Kentucky Derby Pedigree Corner: Tiz the Law, Authentic, Honor A. P., And Ny Traffic

Each day of Kentucky Derby week, we'll take a look at the pedigrees of the Kentucky Derby contenders and how those pedigrees might factor into their ability to succeed at a mile and a quarter.

Tiz the Law
Constitution x Tizfiz, by Tiznow
Tiz the Law is the easiest horse in the field to gauge at the classic distance, given his dominating 5 ½-length romp at a mile and a quarter in the Grade 1 Travers Stakes. Looking at his pedigree though, there are several factors proving he wasn't outrunning his bloodlines.

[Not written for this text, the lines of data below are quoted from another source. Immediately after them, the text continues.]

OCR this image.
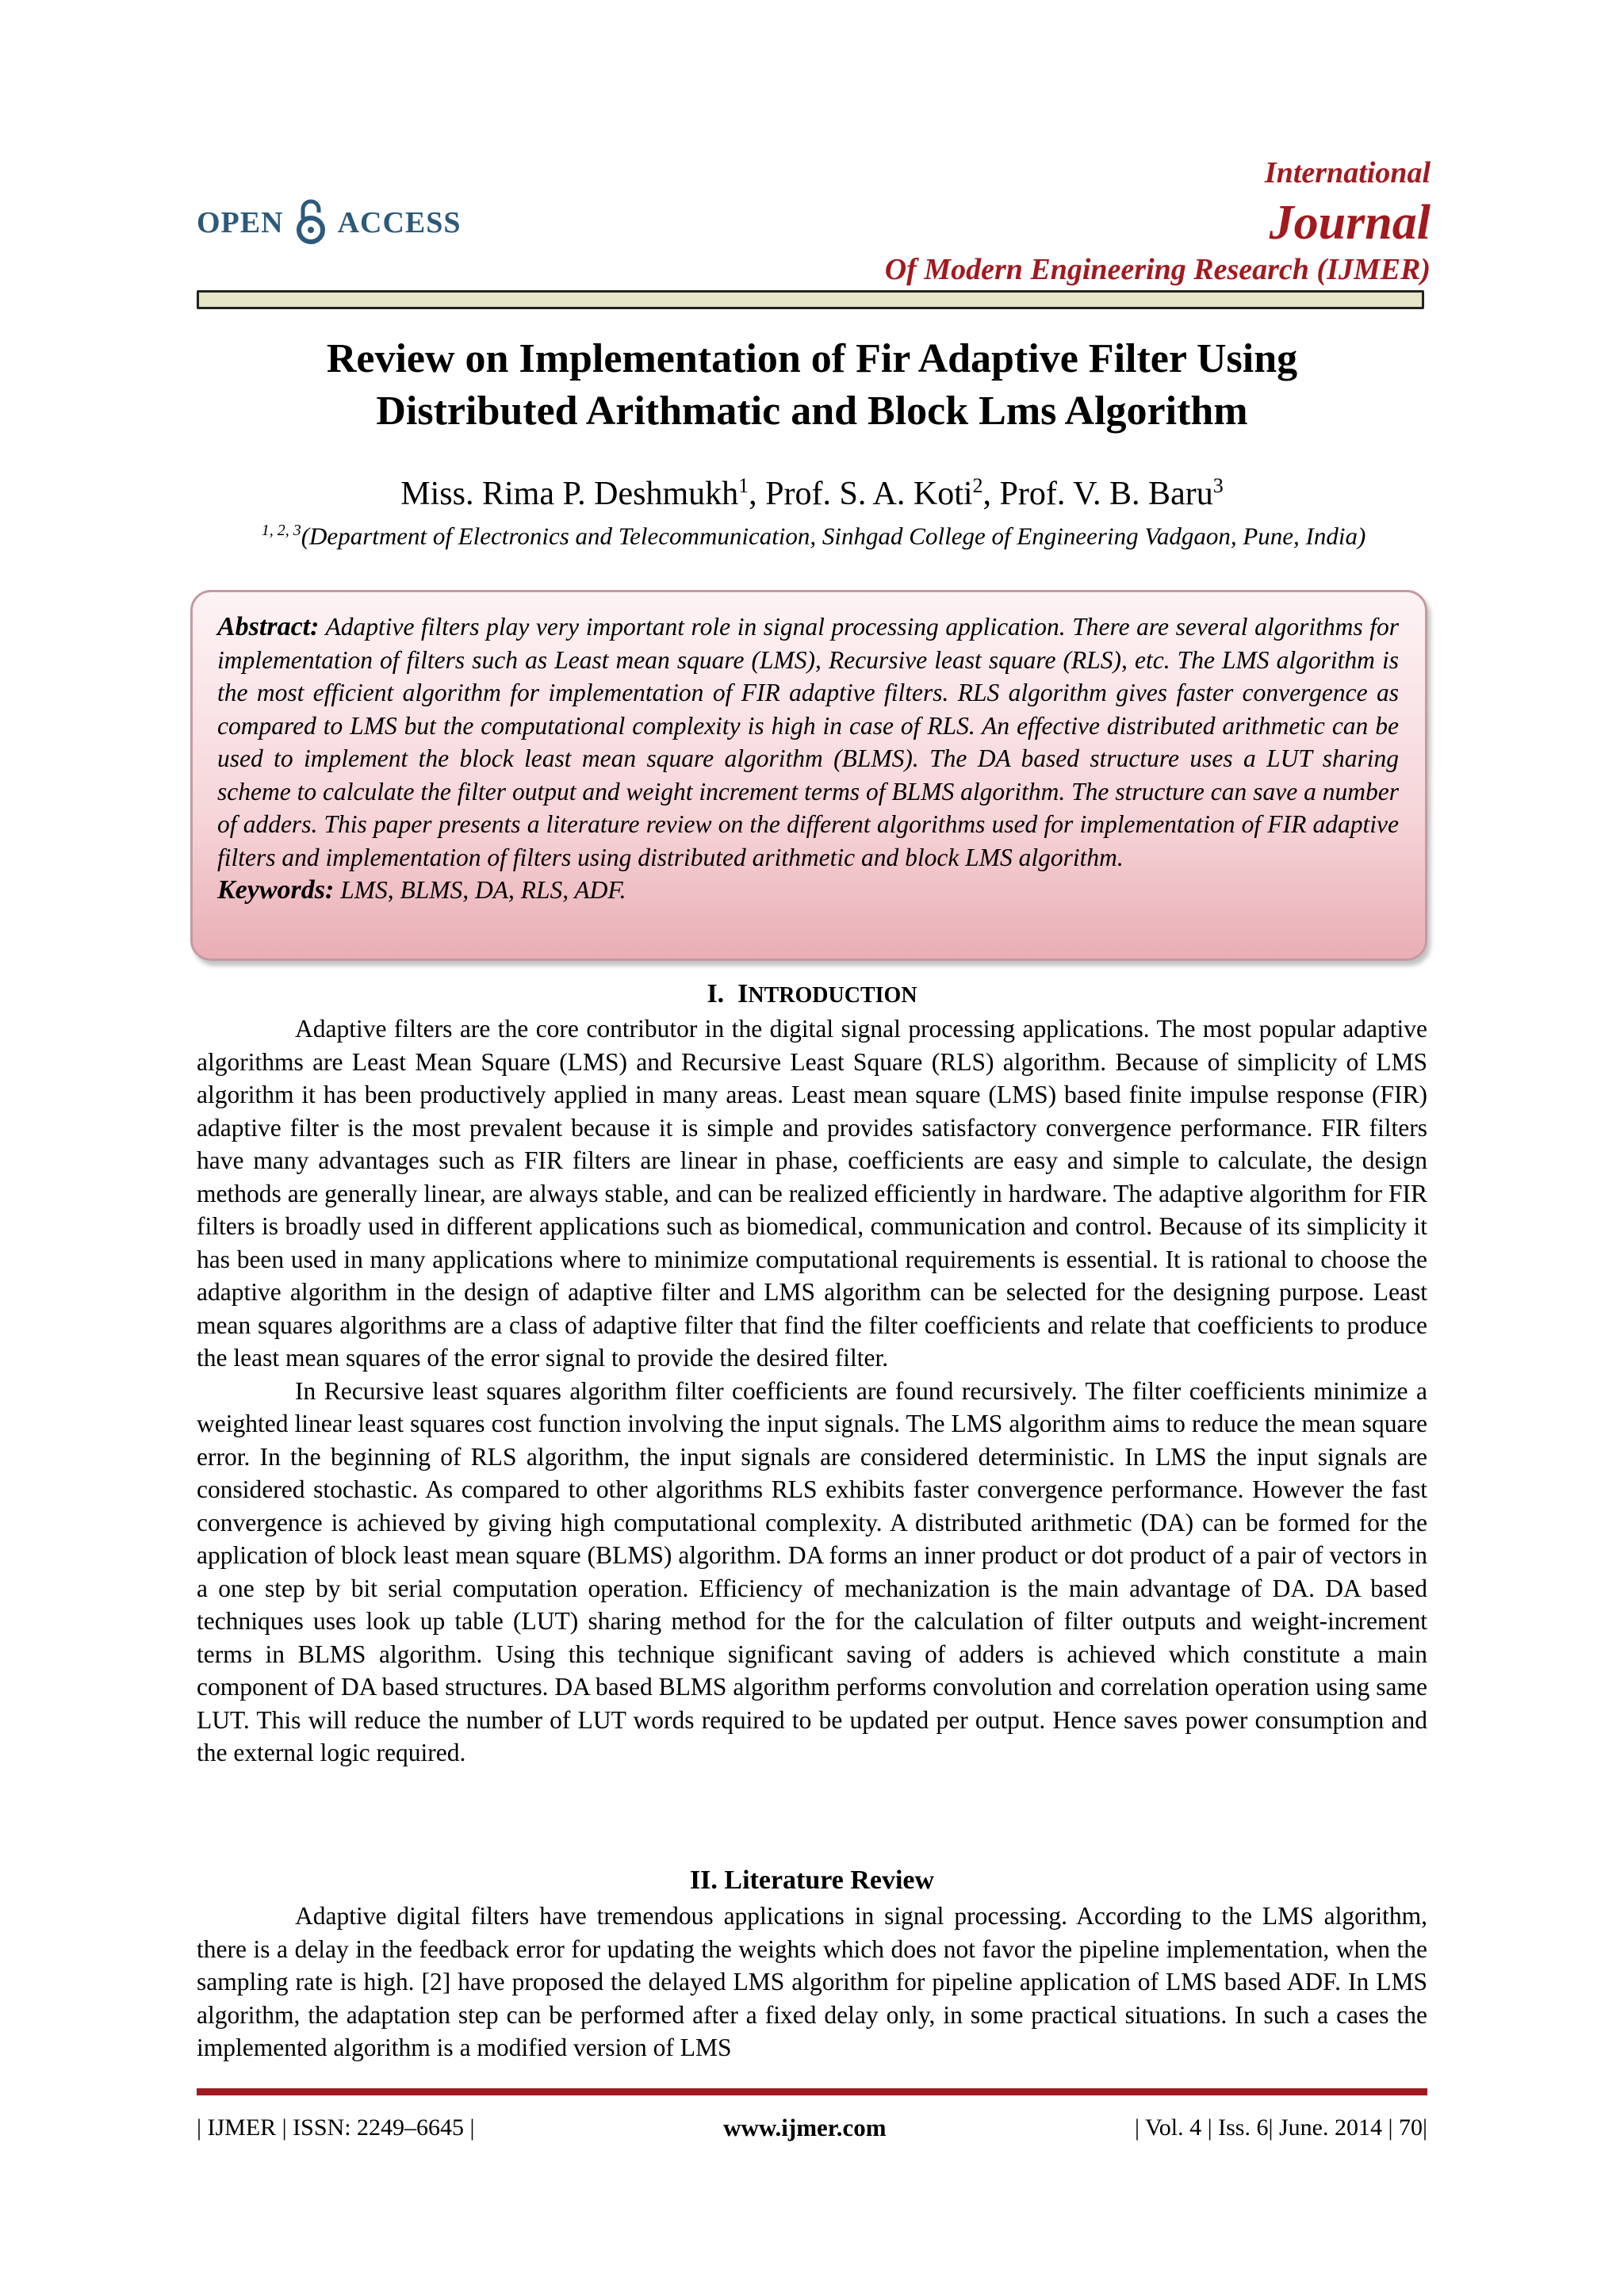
OPEN ACCESS
International
Journal
Of Modern Engineering Research (IJMER)
Review on Implementation of Fir Adaptive Filter Using
Distributed Arithmatic and Block Lms Algorithm
Miss. Rima P. Deshmukh$^1$, Prof. S. A. Koti$^2$, Prof. V. B. Baru$^3$
$^{1, 2, 3}$(Department of Electronics and Telecommunication, Sinhgad College of Engineering Vadgaon, Pune, India)
Abstract: Adaptive filters play very important role in signal processing application. There are several algorithms for implementation of filters such as Least mean square (LMS), Recursive least square (RLS), etc. The LMS algorithm is the most efficient algorithm for implementation of FIR adaptive filters. RLS algorithm gives faster convergence as compared to LMS but the computational complexity is high in case of RLS. An effective distributed arithmetic can be used to implement the block least mean square algorithm (BLMS). The DA based structure uses a LUT sharing scheme to calculate the filter output and weight increment terms of BLMS algorithm. The structure can save a number of adders. This paper presents a literature review on the different algorithms used for implementation of FIR adaptive filters and implementation of filters using distributed arithmetic and block LMS algorithm.
Keywords: LMS, BLMS, DA, RLS, ADF.
I. INTRODUCTION

Adaptive filters are the core contributor in the digital signal processing applications. The most popular adaptive algorithms are Least Mean Square (LMS) and Recursive Least Square (RLS) algorithm. Because of simplicity of LMS algorithm it has been productively applied in many areas. Least mean square (LMS) based finite impulse response (FIR) adaptive filter is the most prevalent because it is simple and provides satisfactory convergence performance. FIR filters have many advantages such as FIR filters are linear in phase, coefficients are easy and simple to calculate, the design methods are generally linear, are always stable, and can be realized efficiently in hardware. The adaptive algorithm for FIR filters is broadly used in different applications such as biomedical, communication and control. Because of its simplicity it has been used in many applications where to minimize computational requirements is essential. It is rational to choose the adaptive algorithm in the design of adaptive filter and LMS algorithm can be selected for the designing purpose. Least mean squares algorithms are a class of adaptive filter that find the filter coefficients and relate that coefficients to produce the least mean squares of the error signal to provide the desired filter.

In Recursive least squares algorithm filter coefficients are found recursively. The filter coefficients minimize a weighted linear least squares cost function involving the input signals. The LMS algorithm aims to reduce the mean square error. In the beginning of RLS algorithm, the input signals are considered deterministic. In LMS the input signals are considered stochastic. As compared to other algorithms RLS exhibits faster convergence performance. However the fast convergence is achieved by giving high computational complexity. A distributed arithmetic (DA) can be formed for the application of block least mean square (BLMS) algorithm. DA forms an inner product or dot product of a pair of vectors in a one step by bit serial computation operation. Efficiency of mechanization is the main advantage of DA. DA based techniques uses look up table (LUT) sharing method for the for the calculation of filter outputs and weight-increment terms in BLMS algorithm. Using this technique significant saving of adders is achieved which constitute a main component of DA based structures. DA based BLMS algorithm performs convolution and correlation operation using same LUT. This will reduce the number of LUT words required to be updated per output. Hence saves power consumption and the external logic required.

II. Literature Review

Adaptive digital filters have tremendous applications in signal processing. According to the LMS algorithm, there is a delay in the feedback error for updating the weights which does not favor the pipeline implementation, when the sampling rate is high. [2] have proposed the delayed LMS algorithm for pipeline application of LMS based ADF. In LMS algorithm, the adaptation step can be performed after a fixed delay only, in some practical situations. In such a cases the implemented algorithm is a modified version of LMS

| IJMER | ISSN: 2249–6645 |	www.ijmer.com	| Vol. 4 | Iss. 6| June. 2014 | 70|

The colt is from the first crop of fast-rising sire Constitution, who won the G1 Florida Derby and Donn Handicap, both at a mile and an eighth. Constitution is a son of Tapit, who is one of North America's most proven sire of two-turn runners, including three Belmont Stakes winners.

The average distance of a race won by a Constitution runner (Average Winning Distance) is 6.92 furlongs, which is the bottom half among the sires of the Derby field, though Tiz the Law's previous Grade 1 triumph at a mile and a quarter dispels any concerns with this individual.

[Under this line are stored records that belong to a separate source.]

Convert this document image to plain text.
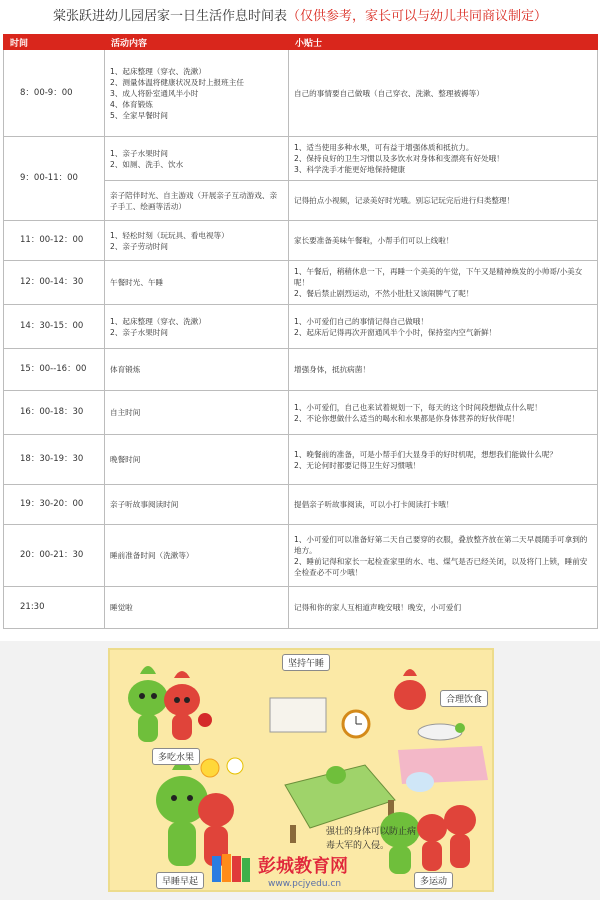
棠张跃进幼儿园居家一日生活作息时间表（仅供参考，家长可以与幼儿共同商议制定）
时间	活动内容	小贴士
8：00-9：00	1、起床整理（穿衣、洗漱）
2、测量体温将健康状况及时上报班主任
3、成人将卧室通风半小时
4、体育锻炼
5、全家早餐时间	自己的事情要自己做哦（自己穿衣、洗漱、整理被褥等）

9：00-11：00	1、亲子水果时间
2、如厕、洗手、饮水	1、适当使用多种水果，可有益于增强体质和抵抗力。
2、保持良好的卫生习惯以及多饮水对身体和变漂亮有好处哦！
3、科学洗手才能更好地保持健康

	亲子陪伴时光、自主游戏（开展亲子互动游戏、亲子手工、绘画等活动）	记得拍点小视频，记录美好时光哦。别忘记玩完后进行归类整理！

11：00-12：00	1、轻松时刻（玩玩具、看电视等）
2、亲子劳动时间	家长要准备美味午餐啦，小帮手们可以上线啦！

12：00-14：30	午餐时光、午睡	1、午餐后，稍稍休息一下，再睡一个美美的午觉，下午又是精神焕发的小帅哥/小美女呢！
2、餐后禁止剧烈运动，不然小肚肚又该闹脾气了呢！

14：30-15：00	1、起床整理（穿衣、洗漱）
2、亲子水果时间	1、小可爱们自己的事情记得自己做哦！
2、起床后记得再次开窗通风半个小时，保持室内空气新鲜！

15：00--16：00	体育锻炼	增强身体，抵抗病菌！

16：00-18：30	自主时间	1、小可爱们，自己也来试着规划一下，每天的这个时间段想做点什么呢！
2、不论你想做什么适当的喝水和水果都是你身体营养的好伙伴呢！

18：30-19：30	晚餐时间	1、晚餐前的准备，可是小帮手们大显身手的好时机呢，想想我们能做什么呢？
2、无论何时都要记得卫生好习惯哦！

19：30-20：00	亲子听故事阅读时间	提倡亲子听故事阅读，可以小打卡阅读打卡哦！

20：00-21：30	睡前准备时间（洗漱等）	1、小可爱们可以准备好第二天自己要穿的衣服，叠放整齐放在第二天早晨随手可拿到的地方。
2、睡前记得和家长一起检查家里的水、电、煤气是否已经关闭，以及将门上锁，睡前安全检查必不可少哦！

21:30	睡觉啦	记得和你的家人互相道声晚安哦！晚安，小可爱们
强壮的身体可以防止病
毒大军的入侵。
坚持午睡
合理饮食
多吃水果
早睡早起	多运动
彭城教育网
www.pcjyedu.cn
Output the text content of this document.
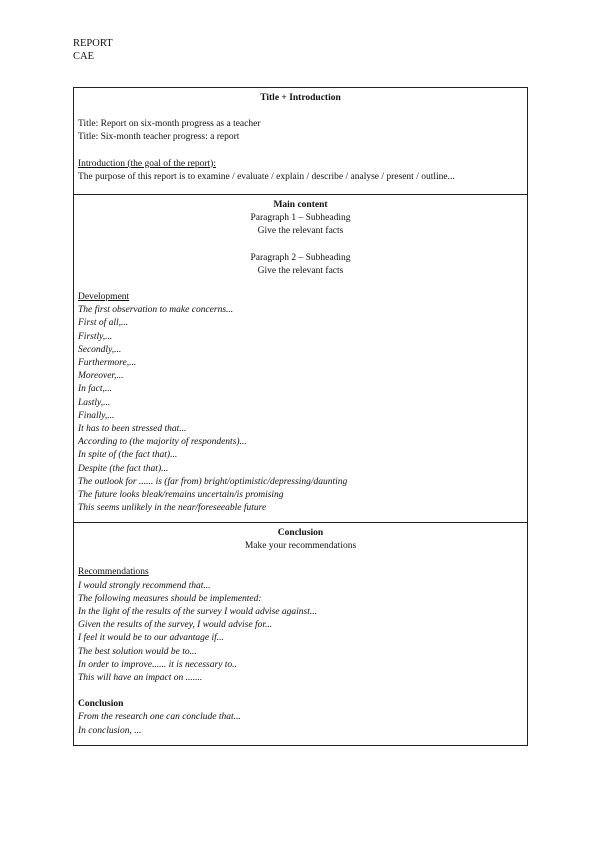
REPORT
CAE
Title + Introduction
Title: Report on six-month progress as a teacher
Title: Six-month teacher progress: a report
Introduction (the goal of the report):
The purpose of this report is to examine / evaluate / explain / describe / analyse / present / outline...
Main content
Paragraph 1 – Subheading
Give the relevant facts
Paragraph 2 – Subheading
Give the relevant facts
Development
The first observation to make concerns...
First of all,...
Firstly,...
Secondly,...
Furthermore,...
Moreover,...
In fact,...
Lastly,...
Finally,...
It has to been stressed that...
According to (the majority of respondents)...
In spite of (the fact that)...
Despite (the fact that)...
The outlook for ...... is (far from) bright/optimistic/depressing/daunting
The future looks bleak/remains uncertain/is promising
This seems unlikely in the near/foreseeable future
Conclusion
Make your recommendations
Recommendations
I would strongly recommend that...
The following measures should be implemented:
In the light of the results of the survey I would advise against...
Given the results of the survey, I would advise for...
I feel it would be to our advantage if...
The best solution would be to...
In order to improve...... it is necessary to..
This will have an impact on .......
Conclusion
From the research one can conclude that...
In conclusion, ...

Beyond Tiz the Law, Constitution's best runners have tended to be milers, with Laura's Light taking the G2 San Clemente Stakes and Independence Hall taking the Jerome Stakes at the distance. However, Laura's Light also took the G3 Honeymoon Stakes at a 1 1/8 miles and Gouverneur Morris finished second in the G1 Arkansas Derby, both at 1 1/8 miles. Tiz the Law is Constitution's first graded stakes winner beyond a mile and an eighth, though that's not a major concern, given the early stage of the sire's career.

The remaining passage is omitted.